Cathriona Charles from Mohill, Co Leitrim, was never sporty, so she isn’t pretending to have turned into a super athlete since her kidney transplant 20 years ago.

This is her first games and as good a way as any to celebrate the 20th anniversary of the life-saving surgery, she believes.

“The only times I have been in hospital since the transplant were for the births of my two children ,” she says.

Charles will be competing in the 3km walk, 10-pin bowling and petanque.

A native of Aughavas, she says she was encouraged to participate in the games “because it is important to give something back and to encourage other people having transplants by letting them see what is possible”.

“I am very, very well now.

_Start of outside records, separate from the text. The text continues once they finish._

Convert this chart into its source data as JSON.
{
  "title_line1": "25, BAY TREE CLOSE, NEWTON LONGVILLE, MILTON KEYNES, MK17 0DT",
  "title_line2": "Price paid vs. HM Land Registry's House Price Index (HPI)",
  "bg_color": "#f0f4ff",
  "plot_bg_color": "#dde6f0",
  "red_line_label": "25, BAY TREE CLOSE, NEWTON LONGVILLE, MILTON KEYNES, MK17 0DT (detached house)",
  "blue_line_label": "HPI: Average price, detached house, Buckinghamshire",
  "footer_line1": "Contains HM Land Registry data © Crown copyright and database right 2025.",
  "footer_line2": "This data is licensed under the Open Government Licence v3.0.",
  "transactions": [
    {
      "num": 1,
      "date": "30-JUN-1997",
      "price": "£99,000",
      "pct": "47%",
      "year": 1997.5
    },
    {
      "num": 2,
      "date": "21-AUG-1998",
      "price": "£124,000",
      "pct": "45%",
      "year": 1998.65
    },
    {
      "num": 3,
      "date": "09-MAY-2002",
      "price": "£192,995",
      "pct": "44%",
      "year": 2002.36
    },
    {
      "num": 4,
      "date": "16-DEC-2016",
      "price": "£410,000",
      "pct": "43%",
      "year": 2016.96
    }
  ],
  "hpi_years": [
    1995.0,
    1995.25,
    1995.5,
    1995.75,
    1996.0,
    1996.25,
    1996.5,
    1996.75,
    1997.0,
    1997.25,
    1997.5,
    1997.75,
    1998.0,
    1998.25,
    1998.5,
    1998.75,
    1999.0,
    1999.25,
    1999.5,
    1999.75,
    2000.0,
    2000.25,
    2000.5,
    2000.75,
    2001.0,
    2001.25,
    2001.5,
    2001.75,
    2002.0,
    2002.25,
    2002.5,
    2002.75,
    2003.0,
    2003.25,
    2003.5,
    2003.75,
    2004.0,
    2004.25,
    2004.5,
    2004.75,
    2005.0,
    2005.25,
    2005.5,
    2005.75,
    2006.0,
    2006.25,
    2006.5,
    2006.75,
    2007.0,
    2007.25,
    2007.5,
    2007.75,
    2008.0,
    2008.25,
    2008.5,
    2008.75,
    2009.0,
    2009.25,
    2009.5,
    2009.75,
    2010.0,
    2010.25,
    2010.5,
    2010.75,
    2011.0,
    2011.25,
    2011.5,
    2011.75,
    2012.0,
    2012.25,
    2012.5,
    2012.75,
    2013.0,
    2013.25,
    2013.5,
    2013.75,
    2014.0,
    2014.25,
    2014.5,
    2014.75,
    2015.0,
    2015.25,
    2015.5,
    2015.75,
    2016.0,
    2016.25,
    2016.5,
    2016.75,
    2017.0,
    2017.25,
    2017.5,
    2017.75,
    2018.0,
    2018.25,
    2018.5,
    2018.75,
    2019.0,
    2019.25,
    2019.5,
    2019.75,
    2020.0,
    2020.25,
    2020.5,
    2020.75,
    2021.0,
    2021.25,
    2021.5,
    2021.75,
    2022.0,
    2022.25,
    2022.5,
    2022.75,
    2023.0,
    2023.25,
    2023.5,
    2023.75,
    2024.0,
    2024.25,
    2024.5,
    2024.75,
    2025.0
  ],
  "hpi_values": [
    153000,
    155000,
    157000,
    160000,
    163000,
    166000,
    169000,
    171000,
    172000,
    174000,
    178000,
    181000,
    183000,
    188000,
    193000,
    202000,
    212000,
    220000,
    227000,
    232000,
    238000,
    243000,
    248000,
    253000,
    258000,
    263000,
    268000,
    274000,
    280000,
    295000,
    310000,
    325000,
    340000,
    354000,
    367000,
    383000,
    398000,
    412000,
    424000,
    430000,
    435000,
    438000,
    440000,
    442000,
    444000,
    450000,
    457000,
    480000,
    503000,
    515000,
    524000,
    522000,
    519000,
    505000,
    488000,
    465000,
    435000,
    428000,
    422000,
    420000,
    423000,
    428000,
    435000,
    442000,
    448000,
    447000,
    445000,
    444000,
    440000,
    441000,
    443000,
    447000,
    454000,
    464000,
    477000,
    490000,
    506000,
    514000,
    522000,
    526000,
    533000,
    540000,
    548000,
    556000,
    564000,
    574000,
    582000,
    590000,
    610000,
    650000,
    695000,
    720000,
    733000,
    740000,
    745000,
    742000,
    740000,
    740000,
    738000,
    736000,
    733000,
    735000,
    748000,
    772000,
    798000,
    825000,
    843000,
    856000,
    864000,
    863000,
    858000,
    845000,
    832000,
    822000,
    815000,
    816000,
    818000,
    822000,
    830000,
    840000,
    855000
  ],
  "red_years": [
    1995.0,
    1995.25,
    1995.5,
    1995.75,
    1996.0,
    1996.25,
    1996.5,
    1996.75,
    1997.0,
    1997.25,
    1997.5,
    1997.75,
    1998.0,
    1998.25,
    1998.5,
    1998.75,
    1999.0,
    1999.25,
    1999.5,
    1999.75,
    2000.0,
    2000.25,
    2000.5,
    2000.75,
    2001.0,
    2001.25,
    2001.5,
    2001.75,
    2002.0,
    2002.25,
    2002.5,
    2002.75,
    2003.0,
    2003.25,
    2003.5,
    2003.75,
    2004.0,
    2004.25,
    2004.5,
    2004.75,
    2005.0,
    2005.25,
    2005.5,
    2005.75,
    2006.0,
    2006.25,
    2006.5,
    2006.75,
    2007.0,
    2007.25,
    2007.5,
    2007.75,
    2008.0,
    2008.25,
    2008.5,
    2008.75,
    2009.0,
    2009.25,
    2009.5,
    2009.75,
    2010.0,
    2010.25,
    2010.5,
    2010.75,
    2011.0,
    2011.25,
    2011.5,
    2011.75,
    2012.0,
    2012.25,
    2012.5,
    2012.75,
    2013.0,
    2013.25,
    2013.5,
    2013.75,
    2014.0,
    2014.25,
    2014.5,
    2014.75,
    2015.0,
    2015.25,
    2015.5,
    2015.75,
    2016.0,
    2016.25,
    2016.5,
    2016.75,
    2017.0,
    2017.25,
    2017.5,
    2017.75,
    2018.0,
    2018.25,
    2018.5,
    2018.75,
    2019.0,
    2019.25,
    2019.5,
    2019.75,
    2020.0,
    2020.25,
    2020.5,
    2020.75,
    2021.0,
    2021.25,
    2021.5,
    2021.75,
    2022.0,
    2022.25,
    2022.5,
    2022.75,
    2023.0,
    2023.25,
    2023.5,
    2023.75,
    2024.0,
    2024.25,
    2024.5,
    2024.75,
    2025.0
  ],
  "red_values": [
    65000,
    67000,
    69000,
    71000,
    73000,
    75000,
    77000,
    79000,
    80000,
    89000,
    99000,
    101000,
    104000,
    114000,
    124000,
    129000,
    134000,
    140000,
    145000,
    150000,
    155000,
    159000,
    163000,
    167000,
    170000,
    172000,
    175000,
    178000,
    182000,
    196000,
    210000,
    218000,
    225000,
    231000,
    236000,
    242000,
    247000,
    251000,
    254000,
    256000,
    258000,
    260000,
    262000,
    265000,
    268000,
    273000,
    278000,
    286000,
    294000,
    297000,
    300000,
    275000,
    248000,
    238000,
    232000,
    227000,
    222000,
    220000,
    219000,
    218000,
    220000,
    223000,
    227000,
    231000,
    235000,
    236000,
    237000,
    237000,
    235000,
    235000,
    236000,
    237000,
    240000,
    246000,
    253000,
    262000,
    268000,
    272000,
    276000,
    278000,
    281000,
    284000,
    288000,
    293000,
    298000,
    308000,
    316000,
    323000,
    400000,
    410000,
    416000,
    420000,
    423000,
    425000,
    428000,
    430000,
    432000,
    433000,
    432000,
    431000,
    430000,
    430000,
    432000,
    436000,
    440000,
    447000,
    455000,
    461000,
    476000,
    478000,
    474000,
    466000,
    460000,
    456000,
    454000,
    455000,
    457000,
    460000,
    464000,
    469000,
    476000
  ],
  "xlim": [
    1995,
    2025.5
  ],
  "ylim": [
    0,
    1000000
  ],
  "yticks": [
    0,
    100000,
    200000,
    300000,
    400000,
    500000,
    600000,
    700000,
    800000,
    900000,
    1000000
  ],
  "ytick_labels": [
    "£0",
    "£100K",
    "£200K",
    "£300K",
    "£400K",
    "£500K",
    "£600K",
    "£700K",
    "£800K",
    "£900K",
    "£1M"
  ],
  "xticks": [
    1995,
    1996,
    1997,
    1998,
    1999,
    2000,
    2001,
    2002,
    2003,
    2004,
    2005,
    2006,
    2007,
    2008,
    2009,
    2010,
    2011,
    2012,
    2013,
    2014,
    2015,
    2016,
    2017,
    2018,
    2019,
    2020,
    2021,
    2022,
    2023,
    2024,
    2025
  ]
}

I feel I can do anything – the transplant has not limited me in any way,” says the Leitrim woman, who developed kidney problems when she was just 12 and who was on dialysis for three years until she had surgery at 19.

Sandra Doyle

Sandra Doyle from Beaumont, Dublin, says that her liver transplant in 2003 has opened doors and given her experiences she would never have dreamed of.

She won silver medals at the World Games in Canada in 2005 and the last European Games in Germany in 2008, and is now thrilled to be participating in her own country.

“It is such an honour and privilege to represent Ireland and I can’t even try to explain the thrill of walking behind the flag at the opening ceremony, especially at home,” she says.

Doyle worked right up to her transplant, but says that in the last few weeks she literally could not lift a cup.

“I had been ill for more than 10 years on and off, but it was serious for the last two years or so, and I was on a waiting list for just four months. The waiting is agonising.

“Every time a call comes through the phone you think maybe this is it, and then when it does happen you have very mixed emotions because, of course, you are thinking of the donor.”

She is taking part in the badminton and petanque events this week and says it’s all about celebrating “the greatest gift of all, the gift of life”.